Não consta do despacho a autorizar a intercepção a fls. 209 nem tão-pouco da
informação que esteve na sua génese fls. 197 a 199 e ao contrário do que consta
da decisão recorrida que as vigilâncias já efectuadas ao recorrente fossem
insuficientes para a investigação do crime em apreço, e que só com recurso a
este meio excepcional, fosse possível investigá-lo sendo desde logo, e por esta
via, inconstitucionais as intercepções.
Ora, em matéria de intromissão na vida privada dos cidadãos, o legislador
consagrou uma série de requisitos, aos quais, sob pena de nulidade, as
intercepções têm que obedecer.
À cabeça de tais requisitos temos o princípio da necessidade e
subsidiariedade/excepcionalidade, o qual logrou consagração, nos n.ºs 1 e 4 do
art.º 34.º da CRP.
Sendo que, na hierarquia de valores, consagrada pelo legislador, a
inviolabilidade da vida privada, sobrepõe-se à eventual necessidade de
investigação, daí que, só em casos excepcionais, seja permitida a intromissão,
nomeadamente nas telecomunicações desde que respeitados, para cada sujeito,
todos os requisitos legais, o que conforme explanado, se não verificou nos
presentes autos.
Princípios esses, que, “in casu”, no que tange ao recorrente não foram
manifestamente violados.
A interpretação que foi dada pelo douto acórdão, de que se recorre, viola o
estatuído pelo menos nos artigos 26.º, n.º 1, 32.º, n.º 8, e 34.º, n.ºs 1 e 4,
da CRP, inquinada as normas supra referidas, na interpretação dada pelo tribunal
“a quo”, de inconstitucionalidade material.
2.ª - Quanto à questão da selecção das escutas, referiu que:
“o recorrente A. alega que quem seleccionou a matéria transcrita das escutas foi
a Polícia Judiciária, e não o MM.º Juiz de Instrução Criminal.
No entanto, a este respeito, o art.º 188.º do Código de Processo Penal determina
que sejam indicadas ao juiz as passagens das gravações ou elementos análogos
considerados relevantes para a prova (n.º 1), cumprindo ao juiz ordenar a sua
transcrição em auto, se os entender como tal (n.º 3).

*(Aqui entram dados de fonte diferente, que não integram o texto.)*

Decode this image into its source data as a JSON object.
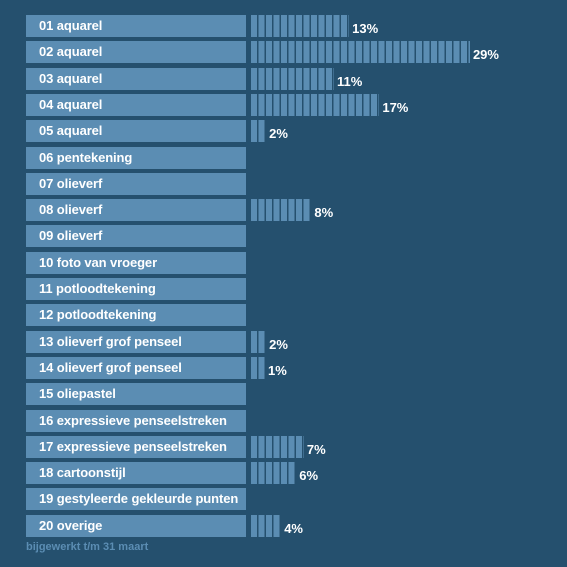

Também por aqui se não colhe ter havido violação do art.º 188.º do Código do
Processo Penal.”
Portanto o douto acórdão interpretou o artigo 188.°, n.° 3, do CPP, com o
sentido de que o Juiz não necessita de ouvir e ser ele a seleccionar os diálogos
constantes das escutas telefónicas.
Sendo certo que, nos termos da Lei em vigor, o Juiz pode ser coadjuvado pelo
OPCs, todavia o respectivo papel não pode ser meramente passivo mas sim activo,
determinante e essencial.
Acontece que “in casu” se verificou uma mera homologação do sugerido pela PJ,
quem na prática seleccionou a matéria a transcrever.
Ora daqui resulta que não foi o Juiz que apreciou e valorou a matéria constante
das escutas e relevante para a investigação.
Com efeito, na prática quem seleccionou a matéria transcrita foi a inspectora da
PJ, titular do processo.
De facto e não obstante o MM.º JIC ter feito constar dos despachos a ordenar a
transcrição que tomou conhecimento do conteúdo das gravações, o facto é que foi
ordenada a transcrição “ipsis verbis” conforme o sugerido pela PJ, vide fls. 773
e 774, fls. 784, 1129, 1479, 2305; fls. 2305 e 2306 e fls. 2392.
O meio que melhor garante que uma medida tão excepcional como as escutas
telefónicas (por contender com os direitos fundamentais) se contenha nas
apertadas margens fixadas pelo texto constituição – é a imediação entre o Juiz e
a recolha da prova por escutas telefónicas.
Já o Acórdão 407/97 do Tribunal Constitucional, de 21/05/97, in B.J.M, 467-199,
refere que: “a intervenção do Juiz é vista como uma garantia que assegura a
menor compressão possível dos direitos fundamentais afectados com as escutas
telefónicas, tal intervenção pressupõe o acompanhamento da operação de
intercepção telefónica, de modo a que o Juiz apenas ‘adquira como prova’ aquilo
que efectivamente o pode ser”.
No caso dos Autos – foram violados tanto os art.ºs 187.º e 188.º do C.P.P., como
o 34.º, n.º 1, da C.R.P. pois que não houve o controlo judicial no
acompanhamento das operações de intercepção telefónica.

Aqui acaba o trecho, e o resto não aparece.